Hyundai, the Korean manufacturer, has chosen a small retail unit wedged between the Body Shop and the Disney Store at Kent’s Bluewater shopping centre for its latest outlet, as it seeks to capture the eyes of potential customers wandering through the precinct.

“In six minutes, 120 people walked past,” says Tony Whitehorn, head of Hyundai in the UK. “This was a Thursday morning at 11am.”

Hyundai’s latest venture is a fresh sign of how carmakers are chasing their customers to where they shop, rather than luring them to vast out-of-town car parks.

The company claims that its 2,000 sq ft Bluewater store, a joint venture with the digital retail outfit Rockar, is a first.

Other manufacturers have opened mall outlets, such as the electric car pioneer Tesla, which has stores at the Westfield shopping centres in east and west London. But Hyundai says customers can transact the entire process – including part-exchange deals and financing – online or via tablet computers inlaid in the large white table at the heart of the store.

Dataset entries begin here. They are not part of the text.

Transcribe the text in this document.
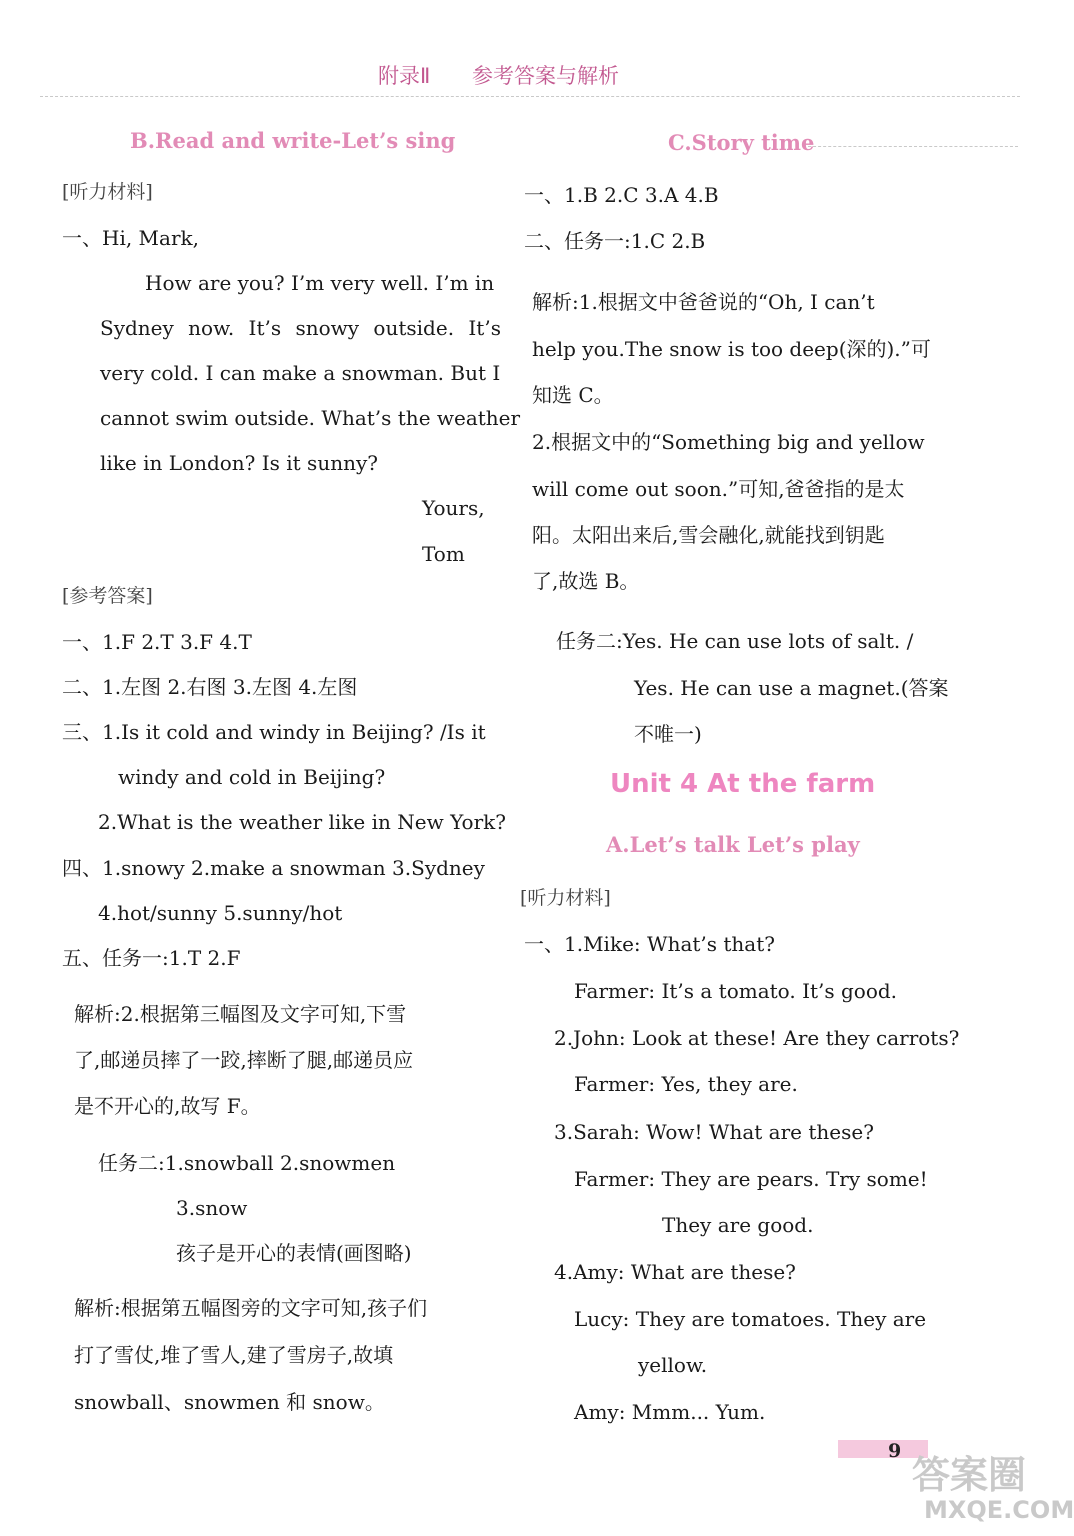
附录Ⅱ 参考答案与解析
B.Read and write-Let’s sing
[听力材料]
一、Hi, Mark,
How are you? I’m very well. I’m in
Sydney now. It’s snowy outside. It’s
very cold. I can make a snowman. But I
cannot swim outside. What’s the weather
like in London? Is it sunny?
Yours,
Tom
[参考答案]
一、1.F 2.T 3.F 4.T
二、1.左图 2.右图 3.左图 4.左图
三、1.Is it cold and windy in Beijing? /Is it
windy and cold in Beijing?
2.What is the weather like in New York?
四、1.snowy 2.make a snowman 3.Sydney
4.hot/sunny 5.sunny/hot
五、任务一:1.T 2.F
解析:2.根据第三幅图及文字可知,下雪
了,邮递员摔了一跤,摔断了腿,邮递员应
是不开心的,故写 F。
任务二:1.snowball 2.snowmen
3.snow
孩子是开心的表情(画图略)
解析:根据第五幅图旁的文字可知,孩子们
打了雪仗,堆了雪人,建了雪房子,故填
snowball、snowmen 和 snow。
C.Story time
一、1.B 2.C 3.A 4.B
二、任务一:1.C 2.B
解析:1.根据文中爸爸说的“Oh, I can’t
help you.The snow is too deep(深的).”可
知选 C。
2.根据文中的“Something big and yellow
will come out soon.”可知,爸爸指的是太
阳。太阳出来后,雪会融化,就能找到钥匙
了,故选 B。
任务二:Yes. He can use lots of salt. /
Yes. He can use a magnet.(答案
不唯一)
Unit 4 At the farm
A.Let’s talk Let’s play
[听力材料]
一、1.Mike: What’s that?
Farmer: It’s a tomato. It’s good.
2.John: Look at these! Are they carrots?
Farmer: Yes, they are.
3.Sarah: Wow! What are these?
Farmer: They are pears. Try some!
They are good.
4.Amy: What are these?
Lucy: They are tomatoes. They are
yellow.
Amy: Mmm... Yum.
9
答案圈
MXQE.COM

Customers can talk to one of 18 “product angels” – 13 of them women – and take a test drive from the service centre downstairs: on their own, if they like, thanks to GPS tracking.

The car retail sector is undergoing a shift not unlike that being faced by the supermarket chains, whose business model has been disrupted by the rise of online shopping and increasing demands for convenience stores.

The age of the dealership that relied on family trips to expansive forecourts is rapidly passing, giving way to more shopping-centre outlets, pop-up shops and – crucially – online showrooms.